President Trump ran on a promise to help families struggling economically land on better ground financially. New polling says most people do not think that is happening.

The president regularly boasts about economic gains made under his watch. After Republican primaries on Tuesday, Trump tweeted this:

A new Monmouth University poll shows few Americans feel poor families are winning as much as Trump claims the GOP is winning.

According to the poll:

Most Americans -- 53 percent -- say low-income families have not benefited at all from Trump's policies. The poll, conducted April 26 to April 30, questioned 803 adults in the United States. It has a margin of error of plus or minus 3.5 percentage points. Twelve percent of those surveyed say poor families have benefited a lot, and about a quarter (28 percent) say they have benefited a little.

This reality is quite different from what some people expected before Trump entered the White House.

In January 2017, another Monmouth poll showed about 1 in 5 Americans -- 21 percent -- expected poor families to see a lot of benefit from the new president’s policies, and 36 percent expected poor families to benefit a little.

Despite a relatively strong economy, about 1 in 4 (24 percent) people say they are struggling to remain where they are financially.

“The outlook for Americans’ financial situation has not changed all that much since Trump took office. And because everything is driven by partisanship these days, Republicans have a rosier view of their own situation than Democrats, even though some objective measures suggest they may be in the same boat,” said Patrick Murray, director of the independent Monmouth University Polling Institute.

In 2016, Democratic presidential nominee Hillary Clinton won the working-class vote, according to exit polls. A sizable percentage of Americans from low-income households supported Trump, in part looking for a cure for their economic anxiety.

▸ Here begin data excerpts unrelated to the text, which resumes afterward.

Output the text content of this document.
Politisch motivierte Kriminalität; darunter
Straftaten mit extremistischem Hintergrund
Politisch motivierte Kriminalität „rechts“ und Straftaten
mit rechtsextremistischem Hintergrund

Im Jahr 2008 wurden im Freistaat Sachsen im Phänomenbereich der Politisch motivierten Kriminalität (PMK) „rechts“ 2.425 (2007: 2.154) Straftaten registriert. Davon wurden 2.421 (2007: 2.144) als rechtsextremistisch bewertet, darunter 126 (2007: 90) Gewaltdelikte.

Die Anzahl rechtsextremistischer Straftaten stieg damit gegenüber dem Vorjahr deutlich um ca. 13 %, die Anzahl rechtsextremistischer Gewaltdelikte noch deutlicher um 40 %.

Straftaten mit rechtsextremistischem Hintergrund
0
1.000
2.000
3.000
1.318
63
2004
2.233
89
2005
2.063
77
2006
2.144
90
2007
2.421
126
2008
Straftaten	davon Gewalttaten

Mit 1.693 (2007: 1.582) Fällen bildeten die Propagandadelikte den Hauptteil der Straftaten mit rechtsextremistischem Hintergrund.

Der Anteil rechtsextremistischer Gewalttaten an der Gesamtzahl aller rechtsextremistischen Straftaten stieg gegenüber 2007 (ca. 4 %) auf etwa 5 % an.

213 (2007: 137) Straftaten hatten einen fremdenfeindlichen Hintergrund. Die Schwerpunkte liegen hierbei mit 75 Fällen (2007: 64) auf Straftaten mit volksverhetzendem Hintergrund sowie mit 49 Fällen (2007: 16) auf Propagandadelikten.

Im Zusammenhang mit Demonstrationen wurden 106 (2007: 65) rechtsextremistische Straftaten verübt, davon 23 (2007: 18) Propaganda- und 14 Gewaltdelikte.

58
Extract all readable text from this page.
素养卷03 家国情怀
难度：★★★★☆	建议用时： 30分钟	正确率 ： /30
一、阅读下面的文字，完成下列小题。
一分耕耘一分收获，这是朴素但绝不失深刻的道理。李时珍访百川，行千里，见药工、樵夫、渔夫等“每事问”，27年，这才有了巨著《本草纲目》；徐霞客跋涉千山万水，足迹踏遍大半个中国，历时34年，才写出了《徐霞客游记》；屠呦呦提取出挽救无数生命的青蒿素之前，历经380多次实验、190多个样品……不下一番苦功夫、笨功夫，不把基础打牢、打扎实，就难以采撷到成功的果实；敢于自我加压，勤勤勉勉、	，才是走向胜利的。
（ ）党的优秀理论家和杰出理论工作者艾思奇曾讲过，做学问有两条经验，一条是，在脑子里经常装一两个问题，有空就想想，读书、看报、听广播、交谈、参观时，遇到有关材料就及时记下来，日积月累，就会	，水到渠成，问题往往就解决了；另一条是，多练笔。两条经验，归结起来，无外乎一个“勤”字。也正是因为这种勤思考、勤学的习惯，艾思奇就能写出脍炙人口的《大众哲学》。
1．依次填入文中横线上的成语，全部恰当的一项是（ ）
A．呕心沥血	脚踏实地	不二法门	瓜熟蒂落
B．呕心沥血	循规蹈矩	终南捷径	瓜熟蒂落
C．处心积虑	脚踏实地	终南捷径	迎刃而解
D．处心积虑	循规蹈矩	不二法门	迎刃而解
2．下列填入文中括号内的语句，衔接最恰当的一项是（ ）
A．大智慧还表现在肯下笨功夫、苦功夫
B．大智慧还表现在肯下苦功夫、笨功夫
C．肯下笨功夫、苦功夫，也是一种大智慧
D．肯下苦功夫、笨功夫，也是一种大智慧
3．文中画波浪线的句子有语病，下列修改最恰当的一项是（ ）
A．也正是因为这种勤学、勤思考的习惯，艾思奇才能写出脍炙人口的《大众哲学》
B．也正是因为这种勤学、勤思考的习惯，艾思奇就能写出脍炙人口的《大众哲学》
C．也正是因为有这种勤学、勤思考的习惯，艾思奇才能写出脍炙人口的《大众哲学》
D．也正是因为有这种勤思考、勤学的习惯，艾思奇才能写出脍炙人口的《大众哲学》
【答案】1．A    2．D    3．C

Just before the 2016 election, The Washington Post wrote:

"Trump supporters are more likely to emerge from places with low levels of intergenerational mobility, where poor children struggle to move up the socioeconomic ladder. They also tend to hail from places where middle-aged whites are dying faster. There is real suffering in these communities, a real sense that something has gone wrong. Just because Trump supporters have some income doesn’t disqualify them from feeling vulnerable."

Since then, polling shows many poor families do not believe that Trump has offered much of a solution to their vulnerability.

In March, CNBC’s All-America Economic Survey found most respondents -- 52 percent -- have seen no change at all in their paychecks despite $1.5 trillion in GOP tax cuts. While Trump often touts the successes of the stock market under his administration, rarely does he acknowledge that the majority of Americans -- especially those from low-income families -- are not invested in the stock market.

And while Trump often tweets about historic lows in the country's unemployment rate and job openings hitting record highs, many low-income people are still struggling to land the types of jobs that have the ability to pull them out of poverty.

Trump may retain the support of working-class voters who backed him in 2016. It was not solely his economic message that led them to back the president. If he runs in 2020, he will want to show he made America great for everyone, and the poll numbers suggest he will have a challenge.